Verify that the switch port is configured as a trunk and is allowing the correct VLANs. On a Windows Server acting as a VLAN client, confirm the switch port VLAN configuration matches what Windows expects. A mismatch between the VLAN ID set on the Windows adapter and what the switch allows on that port will result in all traffic being dropped.

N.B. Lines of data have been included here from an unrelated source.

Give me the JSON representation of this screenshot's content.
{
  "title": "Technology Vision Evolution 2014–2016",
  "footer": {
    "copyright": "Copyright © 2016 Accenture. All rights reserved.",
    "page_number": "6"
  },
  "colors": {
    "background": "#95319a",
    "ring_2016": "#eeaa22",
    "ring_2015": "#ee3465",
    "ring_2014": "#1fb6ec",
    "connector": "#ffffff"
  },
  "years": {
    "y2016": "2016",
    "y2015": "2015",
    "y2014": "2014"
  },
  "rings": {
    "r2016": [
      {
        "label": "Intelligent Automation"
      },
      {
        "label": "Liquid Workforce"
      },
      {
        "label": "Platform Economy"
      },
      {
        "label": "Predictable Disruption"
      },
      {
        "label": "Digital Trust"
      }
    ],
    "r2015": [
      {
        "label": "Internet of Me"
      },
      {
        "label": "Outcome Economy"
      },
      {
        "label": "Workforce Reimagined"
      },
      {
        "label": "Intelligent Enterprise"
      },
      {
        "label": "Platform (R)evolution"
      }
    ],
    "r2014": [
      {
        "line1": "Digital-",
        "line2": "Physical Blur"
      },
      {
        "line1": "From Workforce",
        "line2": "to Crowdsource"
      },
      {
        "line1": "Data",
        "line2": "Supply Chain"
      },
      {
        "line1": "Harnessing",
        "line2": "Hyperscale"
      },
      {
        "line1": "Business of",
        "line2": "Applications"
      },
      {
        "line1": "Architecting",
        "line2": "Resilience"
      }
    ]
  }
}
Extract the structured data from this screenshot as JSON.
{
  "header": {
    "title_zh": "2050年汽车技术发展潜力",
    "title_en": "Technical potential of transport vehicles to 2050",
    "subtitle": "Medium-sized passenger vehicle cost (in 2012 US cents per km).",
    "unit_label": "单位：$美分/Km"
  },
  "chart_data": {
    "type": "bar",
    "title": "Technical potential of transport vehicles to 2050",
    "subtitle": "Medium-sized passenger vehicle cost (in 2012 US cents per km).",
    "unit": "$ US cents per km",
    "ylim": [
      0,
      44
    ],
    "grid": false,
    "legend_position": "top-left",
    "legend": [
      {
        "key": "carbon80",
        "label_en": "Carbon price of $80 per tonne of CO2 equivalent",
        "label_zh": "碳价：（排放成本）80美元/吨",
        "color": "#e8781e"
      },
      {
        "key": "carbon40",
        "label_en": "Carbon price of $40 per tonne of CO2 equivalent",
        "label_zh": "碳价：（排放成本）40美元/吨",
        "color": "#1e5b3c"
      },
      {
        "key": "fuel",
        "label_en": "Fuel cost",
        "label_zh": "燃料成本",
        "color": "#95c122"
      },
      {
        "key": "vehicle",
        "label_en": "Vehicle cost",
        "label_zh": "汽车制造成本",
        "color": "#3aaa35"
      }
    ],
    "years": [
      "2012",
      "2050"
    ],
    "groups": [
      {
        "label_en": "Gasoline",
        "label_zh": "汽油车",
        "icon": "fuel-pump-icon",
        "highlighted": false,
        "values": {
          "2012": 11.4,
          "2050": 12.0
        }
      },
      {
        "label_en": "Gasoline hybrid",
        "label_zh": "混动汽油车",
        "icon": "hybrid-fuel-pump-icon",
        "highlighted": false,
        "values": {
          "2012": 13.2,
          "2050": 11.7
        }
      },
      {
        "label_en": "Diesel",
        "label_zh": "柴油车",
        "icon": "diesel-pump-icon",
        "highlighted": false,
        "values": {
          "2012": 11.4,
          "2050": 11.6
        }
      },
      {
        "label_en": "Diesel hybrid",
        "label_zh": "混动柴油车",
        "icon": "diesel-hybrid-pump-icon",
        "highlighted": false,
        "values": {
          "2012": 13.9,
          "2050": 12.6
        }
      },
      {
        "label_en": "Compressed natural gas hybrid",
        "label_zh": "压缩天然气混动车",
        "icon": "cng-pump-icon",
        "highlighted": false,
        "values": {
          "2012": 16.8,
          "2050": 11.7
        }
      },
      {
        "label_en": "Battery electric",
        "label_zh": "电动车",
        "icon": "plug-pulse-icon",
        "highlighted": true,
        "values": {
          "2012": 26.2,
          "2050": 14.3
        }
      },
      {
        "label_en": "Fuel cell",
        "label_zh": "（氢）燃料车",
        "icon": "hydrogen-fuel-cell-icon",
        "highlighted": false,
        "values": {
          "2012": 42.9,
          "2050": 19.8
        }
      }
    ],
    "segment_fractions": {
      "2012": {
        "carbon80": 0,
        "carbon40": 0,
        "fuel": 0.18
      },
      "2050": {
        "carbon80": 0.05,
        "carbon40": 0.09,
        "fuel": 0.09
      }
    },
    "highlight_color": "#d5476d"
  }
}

If using a VM on Hyper-V, check the Hyper-V virtual switch port security settings, which can block spoofed VLAN IDs or MAC addresses:

Get-VMNetworkAdapter -VMName "WebServer01" | 
    Select-Object VMName, MacAddress, DynamicMacAddressEnabled |
    Format-List

# Check if port security features are blocking traffic
Get-VMNetworkAdapter -VMName "WebServer01" | 
    Select-Object VMName, MacAddressSpoofing, DhcpGuard, RouterGuard

Summary

VLAN support on Windows Server 2022 is available through multiple mechanisms suited to different scenarios. Direct physical adapter VLAN configuration is appropriate for standalone servers needing a single VLAN on a trunk-connected port. NIC Team NICs with VLAN IDs enable multiple VLANs on a single team, which is ideal for application servers that need presence on multiple network segments. For Hyper-V hosts, the preferred approach is a SET or LBFO team connected to a trunk port, with VLAN assignment handled per-VM via Set-VMNetworkAdapterVlan. Understanding the relationship between the Windows VLAN configuration and the upstream switch port mode (access vs trunk) is the key to avoiding connectivity issues and building a reliable multi-tenant network infrastructure on Windows Server 2022.